Der entstellte Jetztzeit-Mann gewinnt durch Marianne Engel wieder so viel Lebensmut, dass er nach dem Klinikaufenthalt zu ihr zieht und die Selbstmordgedanken vergisst. Die Frau ist Bildhauerin und fertigt in einem kräftezehrenden Prozess Gargoyles, also jene Mischwesen, die früher als Wasserspeier zum Beispiel auf Sakralbauten gesetzt wurden. Ihre Figuren sind beim Publikum so beliebt, dass Marianne Engel ein mehr als gutes Auskommen hat, aber der Entstehungsweg führt die Künstlerin jedes Mal an den Rand der Selbstzerstörung. Zwischen den erzählten Episoden aus der vermeintlichen Vergangenheit des Paares fällt sie immer wieder in eine Art Trance, die erst beendet wird, wenn sie einer neuen Gargoyle-Figur eines ihrer gut zwei Dutzend Herzen gespendet hat, über die sie verblüffenderweise und irgendwie metaphorisch verfügt. Metaphern - leicht erkennbare wie auch ein wenig verrätselte - spielen in "Gargoyle" ohnehin eine große Rolle.

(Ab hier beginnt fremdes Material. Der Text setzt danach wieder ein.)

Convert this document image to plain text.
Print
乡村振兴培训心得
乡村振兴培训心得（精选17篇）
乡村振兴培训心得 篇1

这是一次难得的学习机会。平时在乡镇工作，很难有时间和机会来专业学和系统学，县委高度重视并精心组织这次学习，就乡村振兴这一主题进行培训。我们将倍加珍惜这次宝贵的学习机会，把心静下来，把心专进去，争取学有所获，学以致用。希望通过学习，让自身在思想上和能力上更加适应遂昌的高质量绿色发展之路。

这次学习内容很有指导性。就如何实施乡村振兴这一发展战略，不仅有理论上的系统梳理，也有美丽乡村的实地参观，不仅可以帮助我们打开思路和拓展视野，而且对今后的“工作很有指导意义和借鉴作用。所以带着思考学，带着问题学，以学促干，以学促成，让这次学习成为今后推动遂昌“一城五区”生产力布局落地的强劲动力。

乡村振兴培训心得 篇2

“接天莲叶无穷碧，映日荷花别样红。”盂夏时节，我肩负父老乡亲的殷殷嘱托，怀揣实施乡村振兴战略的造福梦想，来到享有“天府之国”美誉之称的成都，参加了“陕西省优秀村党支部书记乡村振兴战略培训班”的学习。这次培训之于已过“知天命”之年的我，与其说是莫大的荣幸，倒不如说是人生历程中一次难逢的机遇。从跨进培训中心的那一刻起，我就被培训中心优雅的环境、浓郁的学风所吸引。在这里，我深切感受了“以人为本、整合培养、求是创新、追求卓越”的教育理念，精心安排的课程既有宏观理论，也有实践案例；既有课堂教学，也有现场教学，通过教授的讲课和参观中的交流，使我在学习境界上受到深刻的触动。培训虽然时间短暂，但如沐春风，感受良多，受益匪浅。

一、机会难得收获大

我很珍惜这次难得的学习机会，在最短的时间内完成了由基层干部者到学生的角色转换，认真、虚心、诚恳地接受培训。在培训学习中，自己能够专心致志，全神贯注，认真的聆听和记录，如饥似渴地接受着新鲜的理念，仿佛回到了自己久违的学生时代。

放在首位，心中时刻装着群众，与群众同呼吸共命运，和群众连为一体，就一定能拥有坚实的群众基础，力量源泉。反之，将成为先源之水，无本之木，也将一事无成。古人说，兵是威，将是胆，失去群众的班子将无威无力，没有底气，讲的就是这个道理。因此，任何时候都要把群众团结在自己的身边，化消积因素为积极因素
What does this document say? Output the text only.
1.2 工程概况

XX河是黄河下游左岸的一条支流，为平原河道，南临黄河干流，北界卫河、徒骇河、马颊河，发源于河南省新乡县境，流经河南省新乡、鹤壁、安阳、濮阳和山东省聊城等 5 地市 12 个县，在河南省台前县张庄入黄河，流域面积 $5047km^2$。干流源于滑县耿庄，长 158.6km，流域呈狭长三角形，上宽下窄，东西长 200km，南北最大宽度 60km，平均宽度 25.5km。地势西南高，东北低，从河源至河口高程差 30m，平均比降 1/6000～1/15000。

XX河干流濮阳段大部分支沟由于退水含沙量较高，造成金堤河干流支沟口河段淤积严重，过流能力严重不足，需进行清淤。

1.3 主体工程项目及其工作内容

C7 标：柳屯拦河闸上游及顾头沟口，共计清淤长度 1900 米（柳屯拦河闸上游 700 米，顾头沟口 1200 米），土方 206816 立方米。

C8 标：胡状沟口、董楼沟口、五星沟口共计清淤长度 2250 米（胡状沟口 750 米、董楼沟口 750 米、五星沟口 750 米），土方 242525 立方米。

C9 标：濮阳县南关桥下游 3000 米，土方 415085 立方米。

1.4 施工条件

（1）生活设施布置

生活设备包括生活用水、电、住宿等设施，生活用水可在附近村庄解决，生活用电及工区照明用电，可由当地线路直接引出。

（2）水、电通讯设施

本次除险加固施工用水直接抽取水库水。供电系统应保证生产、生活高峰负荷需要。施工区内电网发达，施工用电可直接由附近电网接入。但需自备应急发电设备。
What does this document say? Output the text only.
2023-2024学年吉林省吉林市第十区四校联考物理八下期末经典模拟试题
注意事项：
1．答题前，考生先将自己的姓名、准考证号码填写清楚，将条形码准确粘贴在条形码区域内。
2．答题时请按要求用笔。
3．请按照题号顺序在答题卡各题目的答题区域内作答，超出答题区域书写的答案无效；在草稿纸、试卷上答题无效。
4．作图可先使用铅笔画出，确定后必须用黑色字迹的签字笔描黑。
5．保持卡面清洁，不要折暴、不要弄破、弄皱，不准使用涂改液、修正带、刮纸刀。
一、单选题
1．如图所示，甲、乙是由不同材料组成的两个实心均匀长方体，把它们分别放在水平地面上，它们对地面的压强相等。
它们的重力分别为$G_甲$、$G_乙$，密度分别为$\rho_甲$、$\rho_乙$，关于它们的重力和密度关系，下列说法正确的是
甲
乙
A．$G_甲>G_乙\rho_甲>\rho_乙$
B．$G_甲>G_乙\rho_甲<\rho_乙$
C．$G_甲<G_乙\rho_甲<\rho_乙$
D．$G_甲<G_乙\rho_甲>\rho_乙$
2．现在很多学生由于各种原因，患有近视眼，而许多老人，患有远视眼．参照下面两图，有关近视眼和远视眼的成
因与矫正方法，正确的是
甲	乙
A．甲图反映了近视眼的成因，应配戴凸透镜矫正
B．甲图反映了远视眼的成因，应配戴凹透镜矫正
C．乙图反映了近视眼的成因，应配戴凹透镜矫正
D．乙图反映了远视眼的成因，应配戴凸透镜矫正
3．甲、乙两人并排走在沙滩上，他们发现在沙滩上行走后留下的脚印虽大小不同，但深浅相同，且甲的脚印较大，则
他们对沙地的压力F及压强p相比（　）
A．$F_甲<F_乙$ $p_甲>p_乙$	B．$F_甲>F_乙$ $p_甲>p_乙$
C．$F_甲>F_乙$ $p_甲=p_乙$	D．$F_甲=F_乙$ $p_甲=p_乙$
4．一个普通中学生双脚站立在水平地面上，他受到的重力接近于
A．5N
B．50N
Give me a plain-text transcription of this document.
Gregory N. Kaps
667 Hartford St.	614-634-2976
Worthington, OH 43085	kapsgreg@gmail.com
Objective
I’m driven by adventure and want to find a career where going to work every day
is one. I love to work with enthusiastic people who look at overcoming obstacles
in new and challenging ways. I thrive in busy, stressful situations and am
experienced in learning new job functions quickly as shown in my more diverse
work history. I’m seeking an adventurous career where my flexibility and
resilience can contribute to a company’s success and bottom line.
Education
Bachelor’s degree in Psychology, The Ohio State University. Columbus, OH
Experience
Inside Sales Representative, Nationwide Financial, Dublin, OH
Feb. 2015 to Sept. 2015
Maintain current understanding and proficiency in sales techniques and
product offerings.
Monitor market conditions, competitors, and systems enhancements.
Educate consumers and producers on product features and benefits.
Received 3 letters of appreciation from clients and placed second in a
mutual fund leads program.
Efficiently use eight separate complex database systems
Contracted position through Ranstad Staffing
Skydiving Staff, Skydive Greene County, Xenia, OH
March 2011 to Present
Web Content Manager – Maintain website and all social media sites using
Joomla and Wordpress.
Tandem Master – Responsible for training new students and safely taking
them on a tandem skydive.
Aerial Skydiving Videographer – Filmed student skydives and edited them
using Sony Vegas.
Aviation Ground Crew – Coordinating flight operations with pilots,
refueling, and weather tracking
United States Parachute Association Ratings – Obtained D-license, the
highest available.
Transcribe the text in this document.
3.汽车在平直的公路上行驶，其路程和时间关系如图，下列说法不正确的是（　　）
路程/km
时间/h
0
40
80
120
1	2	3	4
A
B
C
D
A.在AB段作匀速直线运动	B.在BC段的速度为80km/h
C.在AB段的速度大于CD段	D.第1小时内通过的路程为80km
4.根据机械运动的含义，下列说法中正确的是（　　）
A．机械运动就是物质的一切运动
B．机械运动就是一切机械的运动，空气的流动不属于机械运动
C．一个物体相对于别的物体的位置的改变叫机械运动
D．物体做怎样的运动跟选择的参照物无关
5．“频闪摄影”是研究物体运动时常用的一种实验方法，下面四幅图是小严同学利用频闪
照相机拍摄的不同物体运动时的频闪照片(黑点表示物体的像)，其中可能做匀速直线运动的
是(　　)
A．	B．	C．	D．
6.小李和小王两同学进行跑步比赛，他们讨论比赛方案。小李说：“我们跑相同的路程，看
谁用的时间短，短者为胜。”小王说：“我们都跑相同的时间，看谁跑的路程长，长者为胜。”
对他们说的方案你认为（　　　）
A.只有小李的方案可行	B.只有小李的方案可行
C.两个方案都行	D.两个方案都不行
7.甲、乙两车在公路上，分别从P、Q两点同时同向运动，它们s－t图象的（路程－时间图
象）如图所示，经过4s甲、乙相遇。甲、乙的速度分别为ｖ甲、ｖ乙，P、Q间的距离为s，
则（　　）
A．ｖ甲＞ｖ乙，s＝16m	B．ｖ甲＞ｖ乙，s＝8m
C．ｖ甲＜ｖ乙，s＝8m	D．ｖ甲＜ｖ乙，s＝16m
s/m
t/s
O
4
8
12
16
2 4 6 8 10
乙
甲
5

So verheißungsvoll, wie der Roman beginnt, so quälend, ermüdend und nervtötend wird er später. Der lässige Anfang, der so präzise und eindringlich erzählt ist, war, wie sich später herausstellt, nur das vom Autor in Kauf genommene Übel, um seine pathetische Botschaft vermitteln zu können, und die lautet, vereinfacht gesagt: Atheismus ist Pornographie. Der Held wird am Ende zwar nicht vordergründig geläutert, aber durch Traumsequenzen und Zitate aus Dantes "Hölle" doch recht deutlich auf den "richtigen" Weg geführt, den Weg der Liebe, der Transzendenz, des selbstlosen Seins. Jene paar Zweifel, dem nach dem tragisch-klebrigen Ende bleiben, können als Zugeständnis an nicht ganz so esoterische Leser verbucht werden.

Da hat ein fraglos sehr fähiger Autor viel Erzähltalent in eine Mogelpackung investiert, die sich liest, als hätten Paulo Coelho und Ken Follett zusammen einen draufgemacht. Was ein cooles und spannendes Buch hätte werden können, entwickelt sich etwa ab der Mitte zu einem Kirchengesangsbuch für die Iny-Lorentz-Generation. Gut und Böse sind so konturiert gezeichnet, dass es einer Karikatur gleichkommt. Mag sein, dass viel Recherchearbeit in den Klinikszenen und den Rückblenden aus der Vergangenheit steckt, aber die abgeschmackte und vordergründige Botschaft reißt dem Roman am Ende schlicht die Beine weg. Immerhin ist es besser geschrieben als die Traktate des Eso-Hippies Coelho, aber ein besseres Buch ist es deshalb noch lange nicht. Ganz im Gegenteil.